Skeletons and skulls abounded, as did bright, festive colors, floral imagery, and Trees of Life, which combine the ideas of life and death by having skeletons hanging out in the branches.
The sculpture on the left also depicts the holiday’s connection between life and death with the skeleton entangled in flowers, plantlife, and creatures.
Just as Halloween is traditionally the time of year when the dead can return, so too is Day of the Dead a time when those who have passed might come back to party with the living. That’s why the altars usually include the deceased’s favorite food, because being dead probably makes you hella hungry.
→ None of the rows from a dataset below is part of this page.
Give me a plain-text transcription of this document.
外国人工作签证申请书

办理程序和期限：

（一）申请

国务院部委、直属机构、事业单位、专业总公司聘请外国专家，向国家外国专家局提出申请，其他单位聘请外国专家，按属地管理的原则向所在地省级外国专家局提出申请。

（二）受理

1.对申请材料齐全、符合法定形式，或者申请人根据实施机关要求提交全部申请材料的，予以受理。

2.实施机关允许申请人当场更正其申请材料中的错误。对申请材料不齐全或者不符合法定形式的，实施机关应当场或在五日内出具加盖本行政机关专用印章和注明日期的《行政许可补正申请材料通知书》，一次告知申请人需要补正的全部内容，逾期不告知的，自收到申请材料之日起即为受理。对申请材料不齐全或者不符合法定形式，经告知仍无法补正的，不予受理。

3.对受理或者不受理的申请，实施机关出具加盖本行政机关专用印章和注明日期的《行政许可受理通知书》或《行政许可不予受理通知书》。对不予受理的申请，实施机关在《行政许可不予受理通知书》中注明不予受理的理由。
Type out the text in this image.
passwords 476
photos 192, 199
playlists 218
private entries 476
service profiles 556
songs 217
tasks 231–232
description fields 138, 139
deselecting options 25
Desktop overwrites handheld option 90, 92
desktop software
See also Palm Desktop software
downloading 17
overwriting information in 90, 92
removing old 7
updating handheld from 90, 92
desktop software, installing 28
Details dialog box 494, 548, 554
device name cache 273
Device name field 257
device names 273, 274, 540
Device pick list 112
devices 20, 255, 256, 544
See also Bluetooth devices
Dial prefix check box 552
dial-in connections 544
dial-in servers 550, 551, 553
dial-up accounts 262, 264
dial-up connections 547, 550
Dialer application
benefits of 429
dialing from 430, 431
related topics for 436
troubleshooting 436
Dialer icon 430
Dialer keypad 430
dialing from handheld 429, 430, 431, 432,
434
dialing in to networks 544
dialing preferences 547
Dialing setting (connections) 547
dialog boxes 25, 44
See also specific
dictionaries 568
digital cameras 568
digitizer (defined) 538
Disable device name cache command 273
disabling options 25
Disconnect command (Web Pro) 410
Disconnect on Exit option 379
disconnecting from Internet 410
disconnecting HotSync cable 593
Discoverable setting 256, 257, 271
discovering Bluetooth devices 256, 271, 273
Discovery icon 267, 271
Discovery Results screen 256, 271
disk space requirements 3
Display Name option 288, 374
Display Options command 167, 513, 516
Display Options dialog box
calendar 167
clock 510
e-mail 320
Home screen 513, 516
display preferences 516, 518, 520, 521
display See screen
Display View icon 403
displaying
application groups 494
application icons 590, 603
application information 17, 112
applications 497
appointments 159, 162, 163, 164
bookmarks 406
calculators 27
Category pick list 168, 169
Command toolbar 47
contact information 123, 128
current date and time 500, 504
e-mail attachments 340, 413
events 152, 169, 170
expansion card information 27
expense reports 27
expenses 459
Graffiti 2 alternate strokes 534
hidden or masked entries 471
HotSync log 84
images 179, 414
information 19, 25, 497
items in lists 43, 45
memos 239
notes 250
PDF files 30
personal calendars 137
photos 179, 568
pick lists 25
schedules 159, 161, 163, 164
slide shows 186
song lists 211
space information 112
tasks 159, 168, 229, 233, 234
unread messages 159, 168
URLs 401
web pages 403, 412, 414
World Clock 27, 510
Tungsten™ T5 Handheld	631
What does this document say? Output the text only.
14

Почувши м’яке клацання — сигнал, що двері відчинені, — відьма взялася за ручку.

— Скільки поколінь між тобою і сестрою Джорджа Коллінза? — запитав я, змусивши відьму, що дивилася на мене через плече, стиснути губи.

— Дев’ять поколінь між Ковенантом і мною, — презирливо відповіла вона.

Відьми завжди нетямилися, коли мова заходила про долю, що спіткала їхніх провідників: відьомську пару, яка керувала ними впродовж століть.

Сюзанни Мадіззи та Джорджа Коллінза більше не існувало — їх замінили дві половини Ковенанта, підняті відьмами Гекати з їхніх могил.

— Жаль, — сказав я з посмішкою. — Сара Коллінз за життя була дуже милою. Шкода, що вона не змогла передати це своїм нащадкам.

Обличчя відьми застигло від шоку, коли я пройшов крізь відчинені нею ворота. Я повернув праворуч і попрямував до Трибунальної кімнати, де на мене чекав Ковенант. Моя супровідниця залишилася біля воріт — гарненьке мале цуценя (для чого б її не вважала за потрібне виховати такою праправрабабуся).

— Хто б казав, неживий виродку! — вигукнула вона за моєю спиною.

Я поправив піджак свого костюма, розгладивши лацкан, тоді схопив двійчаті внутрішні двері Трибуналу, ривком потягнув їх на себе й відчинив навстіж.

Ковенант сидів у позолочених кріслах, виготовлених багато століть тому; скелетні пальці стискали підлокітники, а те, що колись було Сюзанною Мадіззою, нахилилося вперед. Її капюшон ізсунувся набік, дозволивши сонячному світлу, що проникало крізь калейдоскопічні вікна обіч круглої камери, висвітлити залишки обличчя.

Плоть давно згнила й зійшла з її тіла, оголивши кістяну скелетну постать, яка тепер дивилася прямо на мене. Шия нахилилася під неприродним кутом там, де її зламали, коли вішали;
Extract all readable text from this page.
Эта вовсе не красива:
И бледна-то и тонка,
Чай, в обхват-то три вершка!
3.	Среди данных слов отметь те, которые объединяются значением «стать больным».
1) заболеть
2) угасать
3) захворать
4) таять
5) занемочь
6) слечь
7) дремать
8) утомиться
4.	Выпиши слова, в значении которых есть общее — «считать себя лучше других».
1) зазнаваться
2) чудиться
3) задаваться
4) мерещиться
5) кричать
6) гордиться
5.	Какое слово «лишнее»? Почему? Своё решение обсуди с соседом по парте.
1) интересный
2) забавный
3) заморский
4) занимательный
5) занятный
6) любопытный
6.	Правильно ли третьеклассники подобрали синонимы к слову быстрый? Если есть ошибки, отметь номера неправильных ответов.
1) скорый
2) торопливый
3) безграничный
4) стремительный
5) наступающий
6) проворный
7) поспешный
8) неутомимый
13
The traditional flower of Day of the Dead may seem counterintuitive: the Mexican marigold. This flor de muertos is bright yellow (as you can see in the altar above), which isn’t the color you might initially associate with death. These flowers and the food are the ofrendas, or offerings, to the dead, usually lit up by candles and surrounded by personal mementos that represent the deceased.
One specific type of food that is offered to the dead or eaten by the living is the pan de muertos, or bread of the dead. After my journey to the museum, my mom and I found a bakery and bought some: it’s a soft sweet bread that is usually covered by an orangey glaze and is shaped either as bones or a bun.
This one was kind of hard and not sweet aside from the sprinkles, which was disappointing, but at least it was in a fun shape.
Day of the Dead is certainly partial to sweet things, from the bread of the dead to what is probably the most iconic image of the holiday: sugar skulls! Traditionally, these calaveras de azúcar are made of sugar and meringue, molded into skulls, and decorated with colorful icing, sequins, tinfoil, etc. They’re edible, but I’m not sure who would want to eat a hunk of pure sugar. At the museum’s gift shop, my mom and I bought one for our house.
The calaveras also appear in non-edible form in artwork celebrating the Day of the Dead. There was a very cool calavera painting at the museum which was huge and glowed ethereally under a black light (picture below). The beauty of the sugar skull has become such a phenomenon that you can find calaveras on anything from clothing to jewelry to tattoos (often on people who aren’t even Mexican).
Even non-hispanics such as myself can enjoy el Día de los Muertos. While it has deep ties to Mexican culture, the holiday explores the universal themes of life and death and ends up being a big celebration of the former. I’m really glad I got the chance to go to the National Museum of Mexican Art and get a little taste of how other cultures celebrate the coming of All Souls’ Day on November 2nd.